I have been listening to the soundtrack from Hamilton again
and again and again this summer and it made me feel proud to be American as I
listened to the imaginary rap battles the Founding Fathers had. “Yo, I’m just like my country: young, scrappy
and hungry” made me smile to imagine a time America had it together and was going
to do great things. Great ideas, good
intentions, however, they stopped short.
They did great things for some people, but not all people. A nation built on slavery is not truly a free
nation. All men are created equal should
have meant that ALL men and women are created equal; not just the rich, the
white, the privileged. We failed then
and we are failing now. I am so damn
tired of failing.
I have spent a lifetime being an avoider of icky
things. Present me with conflict and I
will present you with my back as I retreat.

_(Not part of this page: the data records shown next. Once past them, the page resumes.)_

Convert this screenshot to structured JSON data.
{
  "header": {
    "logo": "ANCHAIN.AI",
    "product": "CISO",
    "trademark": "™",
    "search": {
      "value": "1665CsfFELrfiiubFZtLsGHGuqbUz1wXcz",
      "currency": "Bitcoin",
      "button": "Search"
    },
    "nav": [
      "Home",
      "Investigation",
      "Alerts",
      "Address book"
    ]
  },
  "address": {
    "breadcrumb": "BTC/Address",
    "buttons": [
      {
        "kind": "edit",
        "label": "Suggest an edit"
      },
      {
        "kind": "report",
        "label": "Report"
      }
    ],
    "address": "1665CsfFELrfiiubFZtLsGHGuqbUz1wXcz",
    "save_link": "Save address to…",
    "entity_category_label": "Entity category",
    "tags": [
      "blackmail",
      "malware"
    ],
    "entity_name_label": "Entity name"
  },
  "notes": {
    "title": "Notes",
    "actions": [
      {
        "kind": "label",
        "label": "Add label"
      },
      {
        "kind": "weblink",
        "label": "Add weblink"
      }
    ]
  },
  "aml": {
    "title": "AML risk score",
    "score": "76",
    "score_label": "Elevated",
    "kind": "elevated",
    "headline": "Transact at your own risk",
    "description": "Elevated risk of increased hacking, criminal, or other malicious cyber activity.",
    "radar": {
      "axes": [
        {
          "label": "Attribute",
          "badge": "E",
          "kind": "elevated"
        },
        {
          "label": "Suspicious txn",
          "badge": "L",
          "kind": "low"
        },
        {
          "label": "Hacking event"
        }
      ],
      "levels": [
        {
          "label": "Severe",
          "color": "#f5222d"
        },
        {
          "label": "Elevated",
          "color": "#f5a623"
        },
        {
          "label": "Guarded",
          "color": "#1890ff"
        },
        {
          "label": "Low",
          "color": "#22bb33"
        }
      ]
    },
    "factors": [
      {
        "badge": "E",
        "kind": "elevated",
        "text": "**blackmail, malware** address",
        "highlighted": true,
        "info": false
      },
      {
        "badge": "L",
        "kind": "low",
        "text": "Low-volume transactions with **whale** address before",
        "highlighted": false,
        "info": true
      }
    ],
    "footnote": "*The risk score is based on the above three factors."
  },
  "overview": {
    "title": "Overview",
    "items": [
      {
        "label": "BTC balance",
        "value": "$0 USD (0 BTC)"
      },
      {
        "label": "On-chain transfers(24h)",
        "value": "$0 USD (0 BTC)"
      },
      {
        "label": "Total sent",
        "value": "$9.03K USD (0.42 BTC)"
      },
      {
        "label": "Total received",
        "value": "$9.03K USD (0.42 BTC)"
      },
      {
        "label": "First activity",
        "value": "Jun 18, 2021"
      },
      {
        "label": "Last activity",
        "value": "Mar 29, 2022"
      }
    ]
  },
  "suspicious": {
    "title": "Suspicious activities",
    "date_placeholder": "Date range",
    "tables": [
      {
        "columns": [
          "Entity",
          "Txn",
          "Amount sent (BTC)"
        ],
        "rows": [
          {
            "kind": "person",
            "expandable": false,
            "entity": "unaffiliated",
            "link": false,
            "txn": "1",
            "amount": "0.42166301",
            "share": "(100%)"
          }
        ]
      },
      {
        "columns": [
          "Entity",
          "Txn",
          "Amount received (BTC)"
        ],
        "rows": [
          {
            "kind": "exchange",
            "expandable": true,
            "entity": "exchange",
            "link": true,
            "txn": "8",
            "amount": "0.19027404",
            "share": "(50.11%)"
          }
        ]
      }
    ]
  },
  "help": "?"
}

I am tired of retreating. I am
tired of being part of a nation of retreaters, of people afraid to feel someone
else’s pain, of people subscribing to stereotypes and bias, and of people
getting all of their information from buzzfeed and thinking it is fact. We need empathy and sympathy and dammit, we
need to have respect. We need to get
smart about our world and if we don’t know how to get smart about our world, we
need to go to a library and have a librarian help us find facts, real facts, to
make educated decisions. But most of
all, we need to start seeing ALL people as people. Not black people, or brown people, or female
people. People. Perhaps, if we, the people, looked others in
the eyes, we would see not their skin or their religious garb or their uniform;
rather we would just see their eyes and remember that they are a person too. We would know they have feelings, we would
understand their feelings, we would try to be better, we would try to make
changes and would finally, finally, be the land of the free.